After an illustrious performing and recording career that spanned more than seven decades, Edwin Mahiʻai “Mahi” Copp Beamer has left this earthly realm, and one can only imagine the incredible singing that must be taking place now with Mahi at the piano.
Grandson of the famed composer, Helen Desha Beamer, Mahi recorded her “Kawohikūkapulani” and “Nā Kuahiwi ʻElima,” under the Decca label in 1957. Two years later, then with Capitol Records, he recorded two full-length albums: “The Remarkable Voice of Hawaiʻi’s Mahi Beamer in Authentic Island Songs” and “More Authentic Island Songs by Mahi…Hawaiʻi’s Most Remarkable Voice.” The recordings showcase the pure falsetto for which he is so well known the world over.
While a student at the Juilliard School in the late 1940s, Mahi sang with Lani McIntyre in the Hawaiian Room at the Lexington Hotel in New York. After serving in the American Army, stationed at Schofield Barracks from 1951 to 1953, he performed onstage at the Queen’s Surf in Waikīkī between 1954 and 1959. He then joined his sister, Sunbeam, in Nalani Kele’s Polynesian Revue at the Stardust in Las Vegas where he remained for more than a decade.

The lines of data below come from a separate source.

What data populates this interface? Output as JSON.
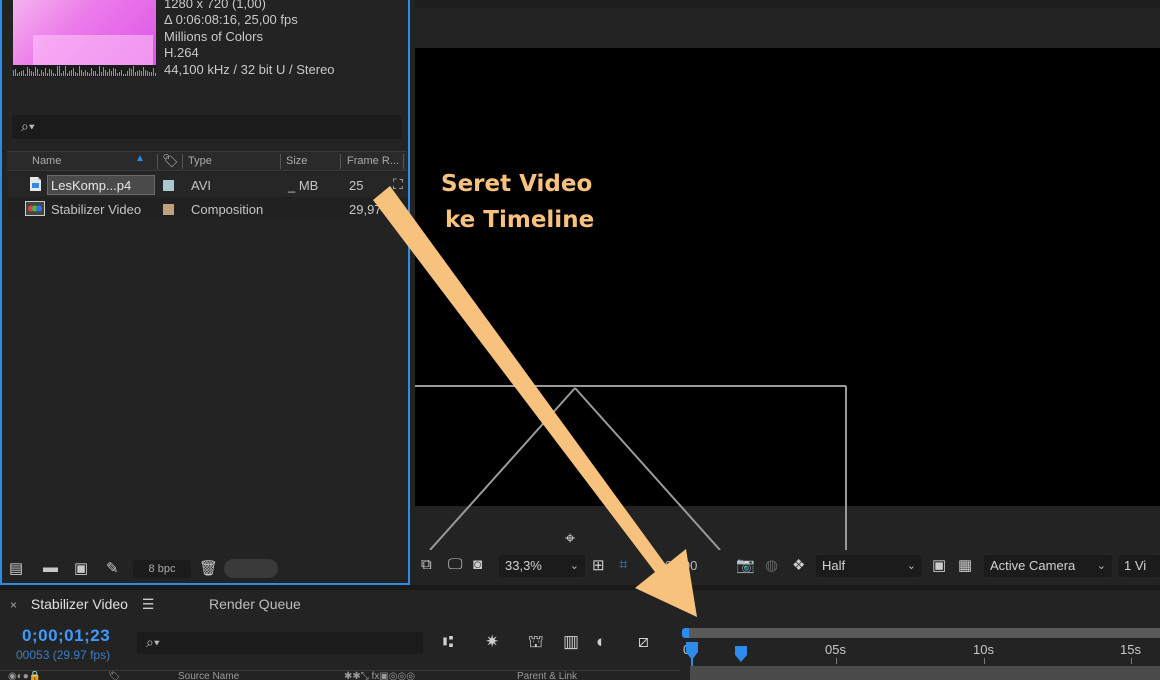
{
  "project_panel": {
    "footage_info": {
      "dimensions": "1280 x 720 (1,00)",
      "duration": "Δ 0:06:08:16, 25,00 fps",
      "color_depth": "Millions of Colors",
      "codec": "H.264",
      "audio": "44,100 kHz / 32 bit U / Stereo"
    },
    "columns": {
      "name": "Name",
      "type": "Type",
      "size": "Size",
      "frame_rate": "Frame R..."
    },
    "items": [
      {
        "name": "LesKomp...p4",
        "type": "AVI",
        "size": "_ MB",
        "frame_rate": "25",
        "label_color": "#a9c9cf",
        "icon": "video-file-icon"
      },
      {
        "name": "Stabilizer Video",
        "type": "Composition",
        "size": "",
        "frame_rate": "29,97",
        "label_color": "#bca27f",
        "icon": "composition-icon"
      }
    ],
    "bpc": "8 bpc"
  },
  "viewer_bar": {
    "magnification": "33,3%",
    "timecode": "0;00;00",
    "resolution": "Half",
    "camera": "Active Camera",
    "views": "1 Vi"
  },
  "timeline": {
    "tab_title": "Stabilizer Video",
    "render_queue": "Render Queue",
    "current_time": "0;00;01;23",
    "frame_info": "00053 (29.97 fps)",
    "layer_header_source": "Source Name",
    "layer_header_parent": "Parent & Link",
    "ruler": [
      "0s",
      "05s",
      "10s",
      "15s"
    ]
  },
  "annotation": {
    "line1": "Seret Video",
    "line2": "ke Timeline",
    "color": "#f7c27e"
  },
  "colors": {
    "accent": "#2d8ceb",
    "panel": "#232323",
    "viewer_bg": "#000000"
  }
}
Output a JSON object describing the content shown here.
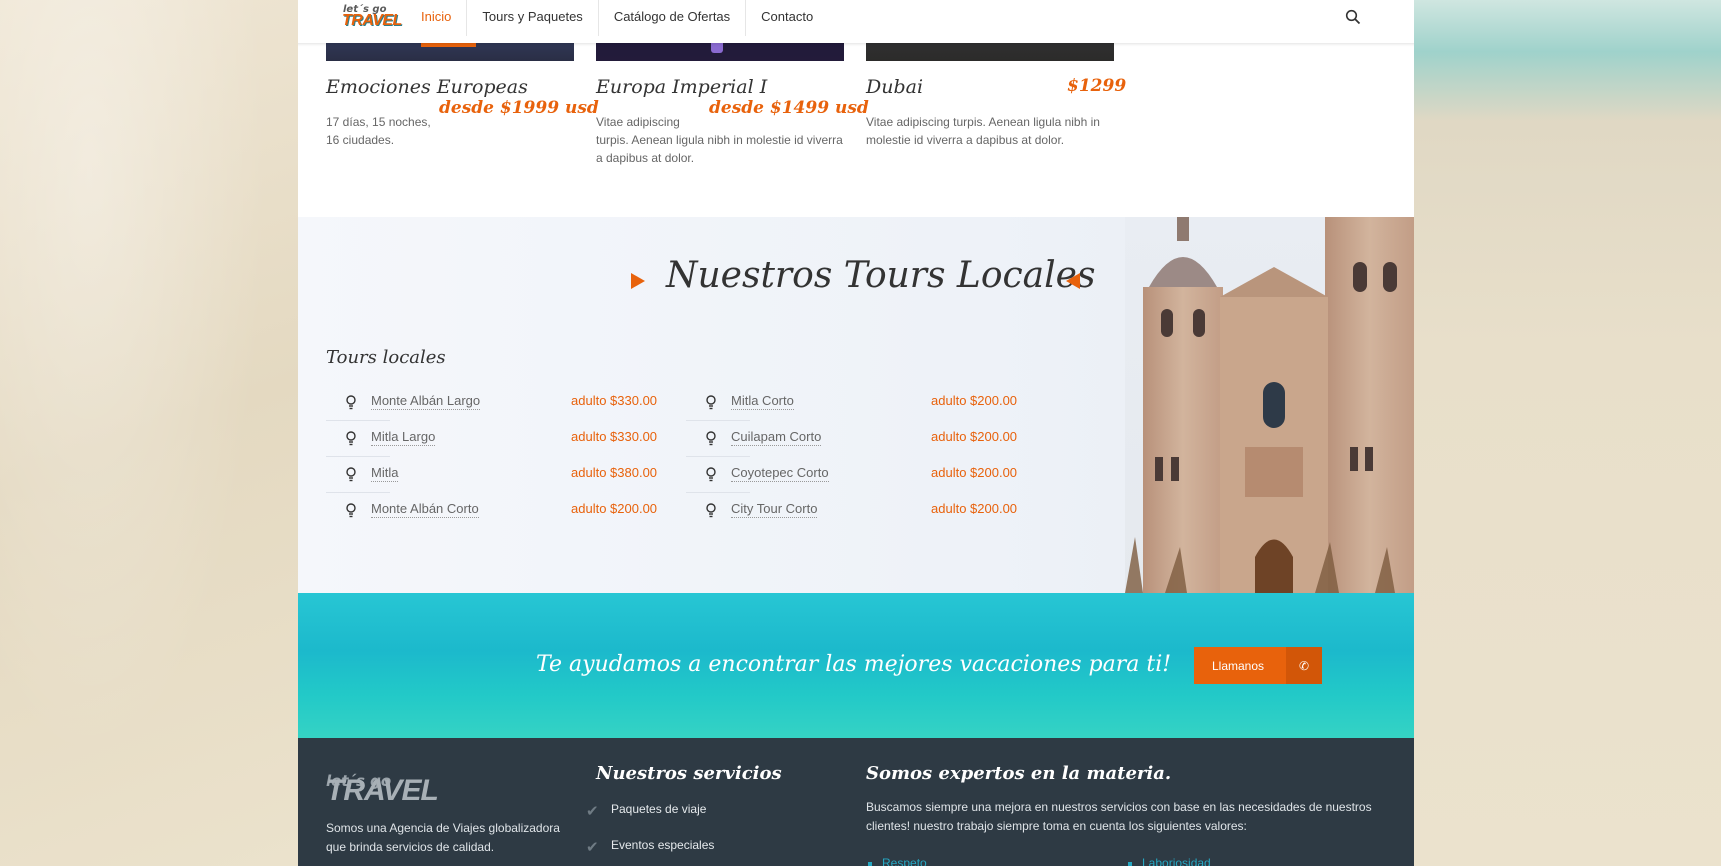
{
  "nav": {
    "logo_top": "let´s go",
    "logo_main": "TRAVEL",
    "items": [
      "Inicio",
      "Tours y Paquetes",
      "Catálogo de Ofertas",
      "Contacto"
    ],
    "search_icon": "search-icon"
  },
  "cards": [
    {
      "title": "Emociones Europeas",
      "price": "desde $1999 usd",
      "text": "17 días, 15 noches,",
      "text2": "16 ciudades."
    },
    {
      "title": "Europa Imperial I",
      "price": "desde $1499 usd",
      "text": "Vitae adipiscing",
      "text2": "turpis. Aenean ligula nibh in molestie id viverra a dapibus at dolor."
    },
    {
      "title": "Dubai",
      "price": "$1299",
      "text": "Vitae adipiscing turpis. Aenean ligula nibh in molestie id viverra a dapibus at dolor."
    }
  ],
  "tours": {
    "title": "Nuestros Tours Locales",
    "subtitle": "Tours locales",
    "left": [
      {
        "name": "Monte Albán Largo",
        "price": "adulto $330.00"
      },
      {
        "name": "Mitla Largo",
        "price": "adulto $330.00"
      },
      {
        "name": "Mitla",
        "price": "adulto $380.00"
      },
      {
        "name": "Monte Albán Corto",
        "price": "adulto $200.00"
      }
    ],
    "right": [
      {
        "name": "Mitla Corto",
        "price": "adulto $200.00"
      },
      {
        "name": "Cuilapam Corto",
        "price": "adulto $200.00"
      },
      {
        "name": "Coyotepec Corto",
        "price": "adulto $200.00"
      },
      {
        "name": "City Tour Corto",
        "price": "adulto $200.00"
      }
    ]
  },
  "banner": {
    "text": "Te ayudamos a encontrar las mejores vacaciones para ti!",
    "button": "Llamanos"
  },
  "footer": {
    "logo_top": "let´s go",
    "logo_main": "TRAVEL",
    "about": "Somos una Agencia de Viajes globalizadora que brinda servicios de calidad.",
    "services_title": "Nuestros servicios",
    "services": [
      "Paquetes de viaje",
      "Eventos especiales"
    ],
    "experts_title": "Somos expertos en la materia.",
    "experts_text": "Buscamos siempre una mejora en nuestros servicios con base en las necesidades de nuestros clientes! nuestro trabajo siempre toma en cuenta los siguientes valores:",
    "values": [
      "Respeto",
      "Laboriosidad"
    ]
  },
  "colors": {
    "accent": "#e8620c",
    "footer_bg": "#2e3a44",
    "teal": "#1cb9cc"
  }
}
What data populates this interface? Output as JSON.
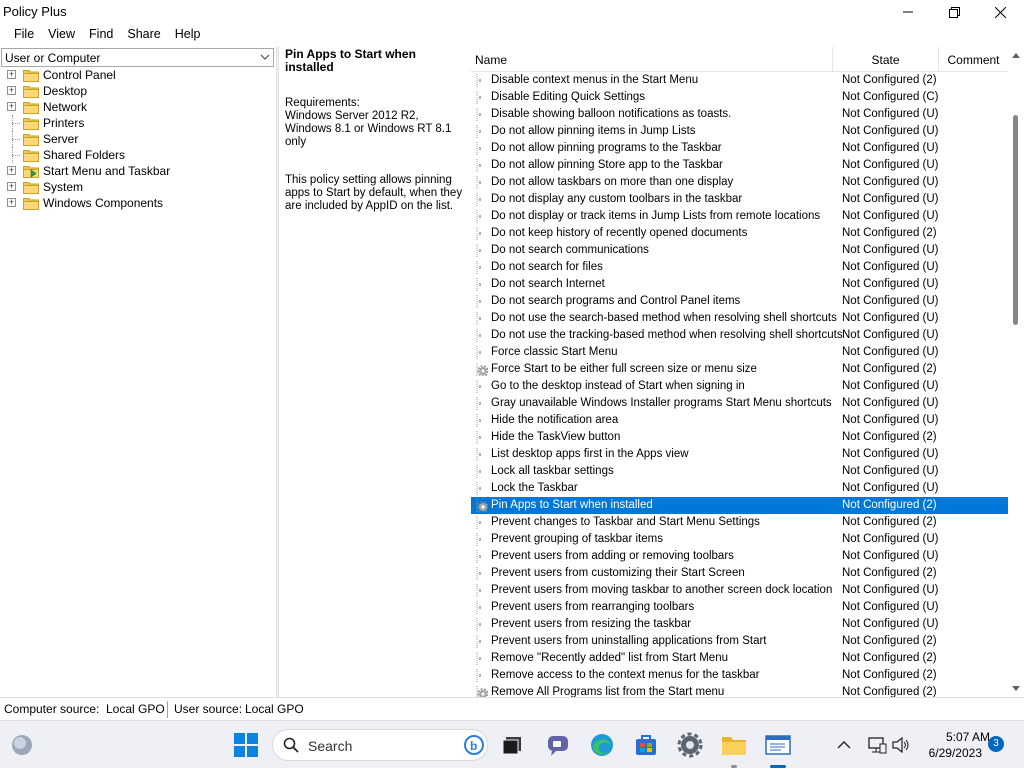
{
  "window": {
    "title": "Policy Plus"
  },
  "menu": [
    "File",
    "View",
    "Find",
    "Share",
    "Help"
  ],
  "scope": {
    "selected": "User or Computer"
  },
  "tree": [
    {
      "label": "Control Panel",
      "expandable": true,
      "icon": "folder-icon"
    },
    {
      "label": "Desktop",
      "expandable": true,
      "icon": "folder-icon"
    },
    {
      "label": "Network",
      "expandable": true,
      "icon": "folder-icon"
    },
    {
      "label": "Printers",
      "expandable": false,
      "icon": "folder-icon"
    },
    {
      "label": "Server",
      "expandable": false,
      "icon": "folder-icon"
    },
    {
      "label": "Shared Folders",
      "expandable": false,
      "icon": "folder-icon"
    },
    {
      "label": "Start Menu and Taskbar",
      "expandable": true,
      "icon": "folder-open-arrow-icon",
      "selected": true
    },
    {
      "label": "System",
      "expandable": true,
      "icon": "folder-icon"
    },
    {
      "label": "Windows Components",
      "expandable": true,
      "icon": "folder-icon"
    }
  ],
  "description": {
    "title": "Pin Apps to Start when installed",
    "requirements_label": "Requirements:",
    "requirements": "Windows Server 2012 R2, Windows 8.1 or Windows RT 8.1 only",
    "body": "This policy setting allows pinning apps to Start by default, when they are included by AppID on the list."
  },
  "list": {
    "columns": {
      "name": "Name",
      "state": "State",
      "comment": "Comment"
    },
    "rows": [
      {
        "name": "Disable context menus in the Start Menu",
        "state": "Not Configured (2)"
      },
      {
        "name": "Disable Editing Quick Settings",
        "state": "Not Configured (C)"
      },
      {
        "name": "Disable showing balloon notifications as toasts.",
        "state": "Not Configured (U)"
      },
      {
        "name": "Do not allow pinning items in Jump Lists",
        "state": "Not Configured (U)"
      },
      {
        "name": "Do not allow pinning programs to the Taskbar",
        "state": "Not Configured (U)"
      },
      {
        "name": "Do not allow pinning Store app to the Taskbar",
        "state": "Not Configured (U)"
      },
      {
        "name": "Do not allow taskbars on more than one display",
        "state": "Not Configured (U)"
      },
      {
        "name": "Do not display any custom toolbars in the taskbar",
        "state": "Not Configured (U)"
      },
      {
        "name": "Do not display or track items in Jump Lists from remote locations",
        "state": "Not Configured (U)"
      },
      {
        "name": "Do not keep history of recently opened documents",
        "state": "Not Configured (2)"
      },
      {
        "name": "Do not search communications",
        "state": "Not Configured (U)"
      },
      {
        "name": "Do not search for files",
        "state": "Not Configured (U)"
      },
      {
        "name": "Do not search Internet",
        "state": "Not Configured (U)"
      },
      {
        "name": "Do not search programs and Control Panel items",
        "state": "Not Configured (U)"
      },
      {
        "name": "Do not use the search-based method when resolving shell shortcuts",
        "state": "Not Configured (U)"
      },
      {
        "name": "Do not use the tracking-based method when resolving shell shortcuts",
        "state": "Not Configured (U)"
      },
      {
        "name": "Force classic Start Menu",
        "state": "Not Configured (U)"
      },
      {
        "name": "Force Start to be either full screen size or menu size",
        "state": "Not Configured (2)",
        "icon": "gear-policy-icon"
      },
      {
        "name": "Go to the desktop instead of Start when signing in",
        "state": "Not Configured (U)"
      },
      {
        "name": "Gray unavailable Windows Installer programs Start Menu shortcuts",
        "state": "Not Configured (U)"
      },
      {
        "name": "Hide the notification area",
        "state": "Not Configured (U)"
      },
      {
        "name": "Hide the TaskView button",
        "state": "Not Configured (2)"
      },
      {
        "name": "List desktop apps first in the Apps view",
        "state": "Not Configured (U)"
      },
      {
        "name": "Lock all taskbar settings",
        "state": "Not Configured (U)"
      },
      {
        "name": "Lock the Taskbar",
        "state": "Not Configured (U)"
      },
      {
        "name": "Pin Apps to Start when installed",
        "state": "Not Configured (2)",
        "selected": true,
        "icon": "gear-policy-icon"
      },
      {
        "name": "Prevent changes to Taskbar and Start Menu Settings",
        "state": "Not Configured (2)"
      },
      {
        "name": "Prevent grouping of taskbar items",
        "state": "Not Configured (U)"
      },
      {
        "name": "Prevent users from adding or removing toolbars",
        "state": "Not Configured (U)"
      },
      {
        "name": "Prevent users from customizing their Start Screen",
        "state": "Not Configured (2)"
      },
      {
        "name": "Prevent users from moving taskbar to another screen dock location",
        "state": "Not Configured (U)"
      },
      {
        "name": "Prevent users from rearranging toolbars",
        "state": "Not Configured (U)"
      },
      {
        "name": "Prevent users from resizing the taskbar",
        "state": "Not Configured (U)"
      },
      {
        "name": "Prevent users from uninstalling applications from Start",
        "state": "Not Configured (2)"
      },
      {
        "name": "Remove \"Recently added\" list from Start Menu",
        "state": "Not Configured (2)"
      },
      {
        "name": "Remove access to the context menus for the taskbar",
        "state": "Not Configured (2)"
      },
      {
        "name": "Remove All Programs list from the Start menu",
        "state": "Not Configured (2)",
        "icon": "gear-policy-icon"
      }
    ]
  },
  "status": {
    "computer_label": "Computer source:",
    "computer_value": "Local GPO",
    "user_label": "User source:",
    "user_value": "Local GPO"
  },
  "taskbar": {
    "search_placeholder": "Search",
    "time": "5:07 AM",
    "date": "6/29/2023",
    "notification_count": "3",
    "accent_color": "#0067c0"
  },
  "colors": {
    "selection": "#0078d7",
    "folder": "#f0c850"
  }
}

After returning home permanently in 1974, Mahi began playing at piano bars, first on Kauaʻi then on Oʻahu at Bay View Golf Course, Andrew’s Trattoria, the Moana Hotel, and finally Outrigger’s Prince Kūhiō hotel from which he retired in 2005.
Although he is most well-known for perpetuating the music of his grandmother, Mahi was also an incredible composer whose com- positional output ranges from little-known “ditties” like “Puaʻena- Mālama By the Sea,” composed at the home of his Uncle Pono at Kalokohanahou in Kāneʻohe, and “Be Gone, Begonia,” written in consult with cousins Nona and Keola in tribute to the automobile that transported the Beamer dance troupe across America, and the hula kuʻi song, “Leilehua, Ke Kuini o ke Kai,” celebrating a day with family aboard his Uncle Marmion’s fish- ing vessel, to the epic pieces he composed like “The Message” and “The Pledge” for his mother (Mildred Kaʻaloʻehukaiopuaʻena Copp Beamer) and father (Milton Ho‘olulu Desha Beamer, Sr.), respectively, and “God Hath Ordained” composed for cousin Marmionett’s wedding. In every instance, Mahi’s extraordinary talent, both for melody and for lyric, is awe-inspiring.
Among Mahi’s honors are the Hawaiʻi Academy of Recording Arts Lifetime Achievement award received in 1991, his induction into the Hawaiian Music Hall of Fame in 2006, and Honpa Hongwanji Mission of Hawaiʻi’s acknowledgement of him as a “Living Treasure of Hawaiʻi” in 2008. In 2015, Mahi received the I Ulu i ke Kumu award from the Hawaiʻinuiākea School for Hawaiian Knowledge.
So indelible a mark has Mahi Beamer left upon the history of Hawaiian music. He will be missed by so many, and we all will revel in the purity of his falsetto and his virtuosic talent at the keyboard for years to come.